3. The specific situation ethics

This kind of ethics does not like to accept permanent or universal rule and prefers considering specific situations at given times for given people. The situation is here analysed case by case. It is the opposite of the ethics of the Law. It is true that contemporary ethical questions reflect problems about which neither the apostles nor Jesus have expressed themselves directly. Yet Christian ethics is diachronic, that is to say that it crosses history, it is not influenced by it. It is necessary to understand on one side the cultural, local and time-limited root of the biblical text and also on the other side its universal dimension, which can be applied here and today. If someone is only taking into account this dimension in his/her choice, it can lead to a dangerous relativism.

4. The ethics of consequences

This ethics means taking into consideration only the consequences of any action. The utility is here the only moral criteria to evaluate an action, only the results matter. It is a moral pragmatism holding as “good” everything that succeeds. In that sense Hegel declared that “History alone reveals the efficient value of our deeds according to the role they played by bringing forward History or slowing it down this one”. Nevertheless, the client has no right justifying his/her act only by pointing to its results, neglecting the other dimensions.
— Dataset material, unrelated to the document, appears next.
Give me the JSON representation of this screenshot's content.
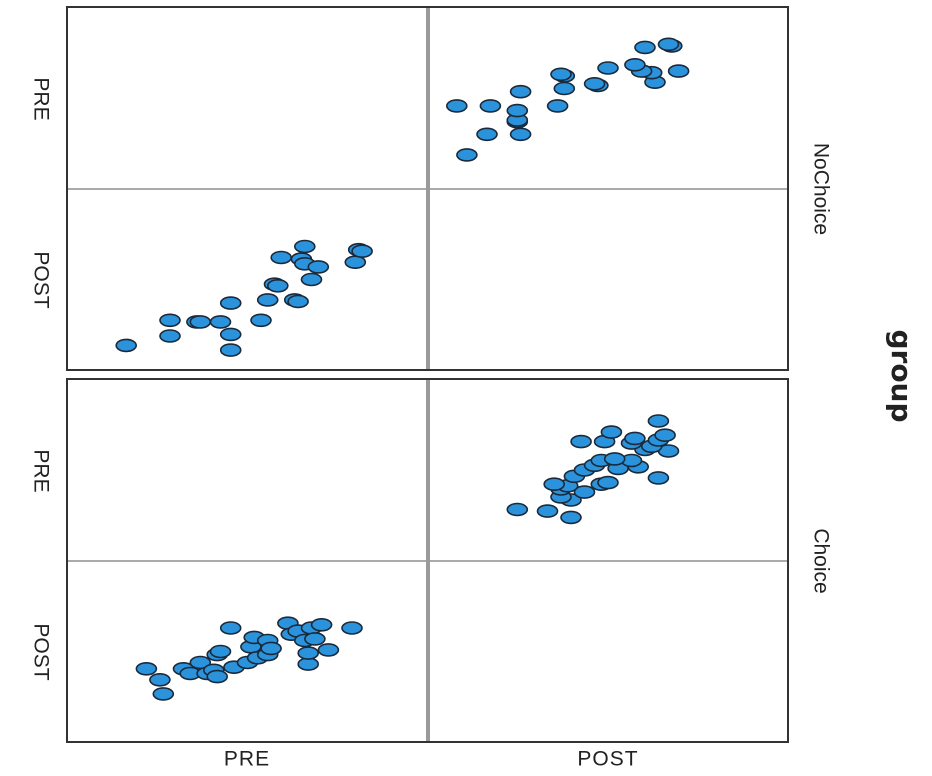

An ethics of responsibility

Within this frame, this « ethical square » the client will be able to consider different aspects of his/her issue and take better decision leading to more consistency and well-being. What does the Bible teach ? What is the motivation for this action? What are the specific circumstances? What effects is it going to have ? Christian ethics is about connecting and combining these four elements and not insisting only on a single one. It is like walking on a path at the top of a mountain with four slopes: the counsellor has to help the client not to fall down one these slope, one of these four dangers but take into account these four dimensions in order to solve any problem, especially cultural. It means that the counsellor will help the client to find his/her own path, thanks to convictions deeply rooted within this square. The responsibility of the counsellor is to show the client if he neglects one of the sides and to walk along the chosen path together.